Architect Gökay and his assistant Gary Smollet oversaw the build process. They hired a local firm of builders, MacDougall and Masson, as the main contractor. Many aspects of the build were new to the builders, but they were keen to respond to the challenge of learning new approaches. The house is of innovative blockwork construction with 250mm cavity insulation. The external blockwork is 140mm plus 250mm water-resistant mineral wool insulation and 100mm internal insulation blockwork — all giving a U-value of 0.12. This means the walls are extraordinarily thick, like the walls of traditional granite buildings in Aberdeenshire.

As Moira and Alfred were living nearby, they could visit the site on a weekly basis to see the progress of the build. “I can remember the day it was all pegged out with string, thinking, will I ever really live there?” says Moira. There were, however, delays. Digging out the site for the foundations took longer than planned, due to how stony the area is. As Moira points out: “This is farming country. A house had been built on this site for a reason — namely because it was obviously not possible to farm.” A local farmer was paid to take some of the stone away — which now forms a grassy mound in a next-door field.

During the build, ideas also changed and developed. “I believe that design evolves,” comments Gökay. “What you see on a piece of paper and on site are very different things.” The original design had included a spiral staircase, but Moira decided against this. The space is now occupied by French doors which lead out to a small semicircular balcony on the upper floor. This looks out to the sea and gives the feeling of standing on the deck of a ship.

As well as delays, the evolving design process involved additional expense. Yet, the couple were happy to stretch their budget — it was essential to ensure they had the level of quality and the finishes they wanted. They remained confident the house would be worth it and quite different to anything that they could hope to buy ‘off the peg’. “We are not all meant to live in the same boxes,” Moira comments. “From the design stage I was able to walk about the house in my head and visualise it three-dimensionally. This meant I stayed positive throughout.”

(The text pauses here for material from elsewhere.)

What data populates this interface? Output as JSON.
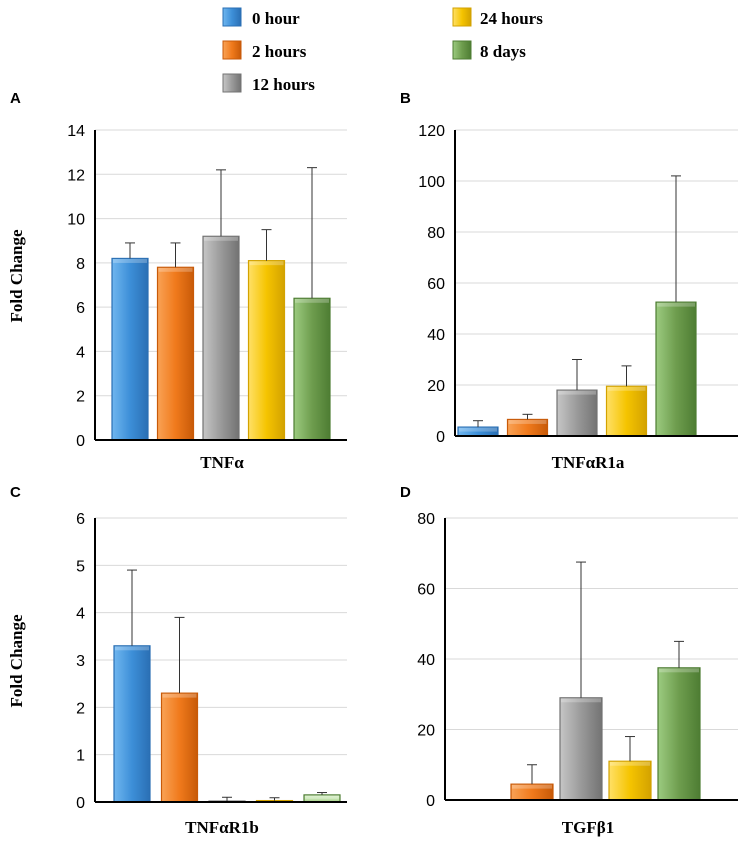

The main living area has a vaulted cathedral ceiling, which creates a sense of space. Floor-to-ceiling glazing connects this room with the rural views — fortunately for Moira and Alfred, privacy is not something they have to worry about in this sparsely populated area. With the master bedroom suite on the ground floor, everything is very accessible. There are two further bedrooms and a living space upstairs — ideal for when the couple’s two children visit.

The interiors are streamlined, with features such as shadow gaps replacing traditional beadings and cornices. Located in the joins between the ceiling beams and skirting, these small indentations allow shadows to pool and create a sense of depth and texture in the large neutral spaces.

Although contemporary, this clean-lined house pays homage to Scottish design. “I would call this house a culturally sustainable building,” says Gökay. “It takes cues from the Scottish vernacular but it also accommodates today’s lifestyle, such as the need for open plan spaces for flexible living arrangements.” Moira believes this layout has changed the way she and Alfred live and interact with each other and their children: “The open plan nature of the house encourages us to interact as a family, as we are sharing a space rather than shutting ourselves off in separate rooms. The spaces flow, so I could be in the kitchen while Alfred is in the living room but we are still very much in touch with each other.”

The house is a testament to intelligent architecture that combines innovation with a traditional regard for craftsmanship and context. Sometimes it is good to cherish and restore old buildings, but not all houses are worth the time and money. The couple have no regrets about demolishing the granite cottage and starting from scratch: “I never dreamed I would ever live in a house like this,” Moira concludes.